The politics of immigration reform have 'turned upside down' to make the Senate plan possible. It proposes a long path to citizenship, but only after the US border is deemed to be secure.
A bipartisan “gang” of eight senators fired the opening salvo on immigration reform Monday, proposing a plan that offers immediate legal status for many of the more than 10 million undocumented US immigrants but delays their embarking on a path to citizenship until a raft of border security and immigration enforcement mechanisms are in place.
President Obama, who made sweeping immigration reform a key promise in his reelection campaign and won more than 70 percent of the Latino vote in November, is delivering a speech in Las Vegas Tuesday to announce the White House initiative on the issue.
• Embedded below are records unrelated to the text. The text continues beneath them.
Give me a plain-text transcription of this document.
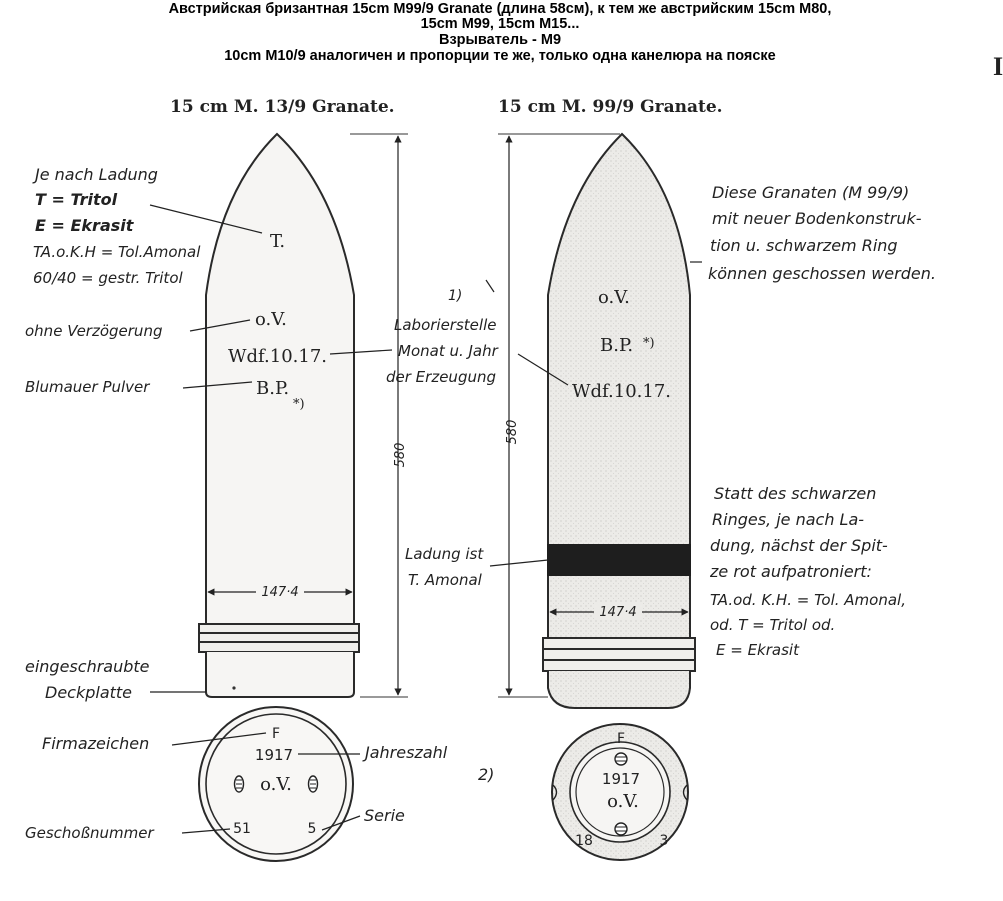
Австрийская бризантная 15cm M99/9 Granate (длина 58см), к тем же австрийским 15cm M80,
15cm M99, 15cm M15...
Взрыватель - M9
10cm M10/9 аналогичен и пропорции те же, только одна канелюра на пояске	I
15 cm M. 13/9 Granate.	15 cm M. 99/9 Granate.
147·4
580
T.
o.V.
Wdf.10.17.
B.P.
*)
147·4
580
o.V.
B.P. *)
Wdf.10.17.
Je nach Ladung
T = Tritol
E = Ekrasit
TA.o.K.H = Tol.Amonal
60/40 = gestr. Tritol
ohne Verzögerung
Blumauer Pulver
1)
Laborierstelle
Monat u. Jahr
der Erzeugung
Diese Granaten (M 99/9)
mit neuer Bodenkonstruk-
tion u. schwarzem Ring
können geschossen werden.
Ladung ist
T. Amonal
Statt des schwarzen
Ringes, je nach La-
dung, nächst der Spit-
ze rot aufpatroniert:
TA.od. K.H. = Tol. Amonal,
od. T = Tritol od.
E = Ekrasit
eingeschraubte
Deckplatte
F
1917
o.V.
51	5
Firmazeichen	Jahreszahl
Geschoßnummer
Serie
2)
F
1917
o.V.
18	3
House Republicans, too, are expected to take up their own proposals.
All the activity indicates that broad-based immigration reform, which for years languished in the realm of political impossibility, may now be within Washington’s reach.
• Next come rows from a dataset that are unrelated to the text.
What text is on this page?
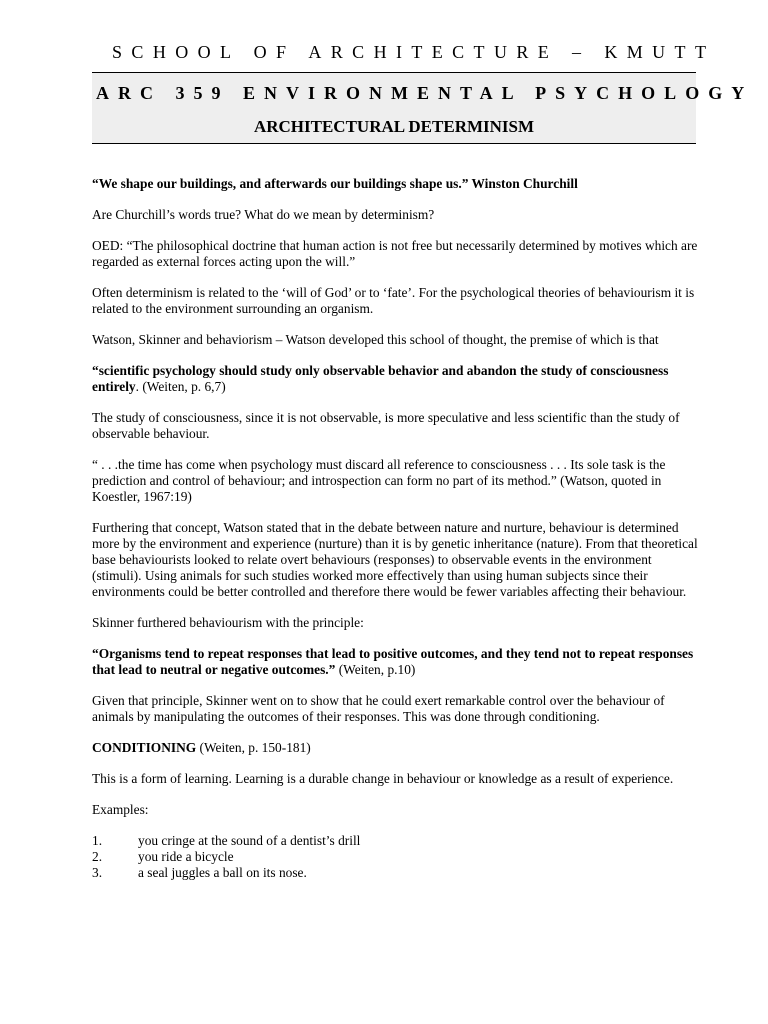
SCHOOL OF ARCHITECTURE – KMUTT
ARC 359 ENVIRONMENTAL PSYCHOLOGY
ARCHITECTURAL DETERMINISM

“We shape our buildings, and afterwards our buildings shape us.” Winston Churchill

Are Churchill’s words true? What do we mean by determinism?

OED: “The philosophical doctrine that human action is not free but necessarily determined by motives which are regarded as external forces acting upon the will.”

Often determinism is related to the ‘will of God’ or to ‘fate’. For the psychological theories of behaviourism it is related to the environment surrounding an organism.

Watson, Skinner and behaviorism – Watson developed this school of thought, the premise of which is that

“scientific psychology should study only observable behavior and abandon the study of consciousness entirely. (Weiten, p. 6,7)

The study of consciousness, since it is not observable, is more speculative and less scientific than the study of observable behaviour.

“ . . .the time has come when psychology must discard all reference to consciousness . . . Its sole task is the prediction and control of behaviour; and introspection can form no part of its method.” (Watson, quoted in Koestler, 1967:19)

Furthering that concept, Watson stated that in the debate between nature and nurture, behaviour is determined more by the environment and experience (nurture) than it is by genetic inheritance (nature). From that theoretical base behaviourists looked to relate overt behaviours (responses) to observable events in the environment (stimuli). Using animals for such studies worked more effectively than using human subjects since their environments could be better controlled and therefore there would be fewer variables affecting their behaviour.

Skinner furthered behaviourism with the principle:

“Organisms tend to repeat responses that lead to positive outcomes, and they tend not to repeat responses that lead to neutral or negative outcomes.” (Weiten, p.10)

Given that principle, Skinner went on to show that he could exert remarkable control over the behaviour of animals by manipulating the outcomes of their responses. This was done through conditioning.

CONDITIONING (Weiten, p. 150-181)

This is a form of learning. Learning is a durable change in behaviour or knowledge as a result of experience.

Examples:

1.	you cringe at the sound of a dentist’s drill
2.	you ride a bicycle
3.	a seal juggles a ball on its nose.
“Other bipartisan groups of senators have stood in the same spot before trumpeting similar proposals. But we believe this will be the year Congress finally gets it done,” said Sen. Charles Schumer (D) of New York.
“The politics of this issue have been turned upside down,” he said. “For the first time ever, there’s more political risk in opposing immigration reform than in supporting it.”
Majority leader Harry Reid (D) of Nevada pledged on the Senate floor Monday to do “everything in my power as majority leader to get a bill across the finish line.” Senator Schumer said the group hoped to have the legislation written by March, with the bill hitting the Senate floor sometime in the late spring or early summer.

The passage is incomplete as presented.